MRN: The top-line message is that they are supportive. As the CSD of Germany, the largest CSD participating in T2S, Clearstream has been active in ensuring the voice of the participating CSDs is heard at the T2S table. We have also been sharing a lot of information with our user groups as early as possible. The sharing of information was appreciated by many customers; they felt involved and had the possibility of giving feedback.
As a result of this close cooperation with customers, we were able to reach an agreement about sharing the costs of T2S. Clearstream made a huge effort to reach out to customers. Many of the customers in what could loosely be defined as the international customer group appreciated that we reached out to them with the changes that T2S could bring along and the benefits that they could get from it. For them it is less an issue of what will happen in the domestic markets – for example a broker-dealer based in London is not involved in T2S on a domestic basis – but we reached out to them and discussed where there were advantages. In the study we conducted with Oliver Wyman, the consultancy concluded that there were significant benefits for firms that engaged well with the transition and that part of doing it well, is doing it now.
This goes back to the initial statement I made; they understood that the success of T2S should not be measured in terms of transaction costs but in much greater efficiencies from a collateral and capital perspective. Our customers could see the benefits and hence were willing to put cash on the table to help pay for the migration.
The study ‘(Missing) The T2S Opportunity – Moving Now to Unlock the Full Potential’, commissioned to and supported by Oliver Wyman, focuses on the TARGET2-Securities (T2S) benefits banks can unlock by consolidating their securities and cash holdings in Europe directly on CSDs and central banks, thereby being able to delay their settlement-related exposures, pool collateral for settlement but also tri-party purposes, net more cash settlements, and to simplify operations. The underlying market analysis and expert interviews were conducted between March and May 2014. The study summarises the findings as a basis for further discussion.
According to the study, as a prerequisite for achieving the full benefits, banks need to fundamentally rethink and change their current operating models in the post-trade area, particularly around settlements. Given planning, budget and implementation cycles, banks need to take action now to unlock the potential in time for T2S going live and the regulations fully kicking in. As T2S will impose adaptation costs on market participants in any case, there is a window of opportunity to leverage the change to achieve the full savings potential of consolidating assets.
Quantitative case studies show that banks can realise significant capital, funding and operating cost savings by de-layering and consolidating assets.

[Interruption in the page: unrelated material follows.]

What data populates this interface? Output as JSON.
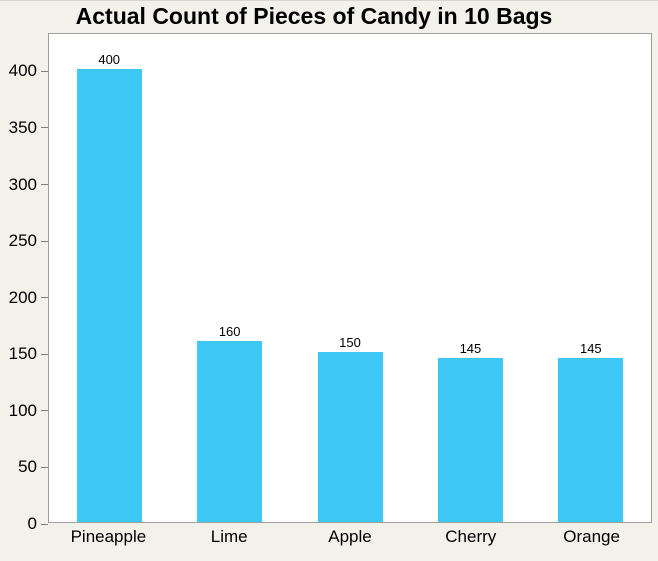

Based on conservative assumptions, the study estimates the savings potential in three high-level case studies:
A broker-dealer with EUR ~100bn trading assets & liabilities across major T2S markets could save up to EUR ~70mn
A global custodian with EUR ~400bn in assets under custody across major T2S markets could save up to EUR ~50mn
A regional bank with EUR ~140bn in securities deposits across major T2S markets with a home market bias could save up to EUR ~30mn
T2S will trigger fundamental changes in the post-trade landscape, far beyond the initial scope of pan-European settlement in central bank money, and enable cost efficiencies which banks must consider to support their savings agendas and stay competitive. T2S will enable banks which take action to reap significant benefits from consolidating assets, direct access and use of central bank money.
T2S will go live in 2015 with four major on-boarding phases for the participating central securities depositories (CSDs) from June 2015 to February 2017, with the majority of volumes being migrated in 2016, bringing benefits soon for early adopters. Institutions delaying a proactive T2S strategy risk being hindered by their current providers and losing competitive edge as savings accrue to first-movers. Banks should act now – or they risk missing the T2S opportunity.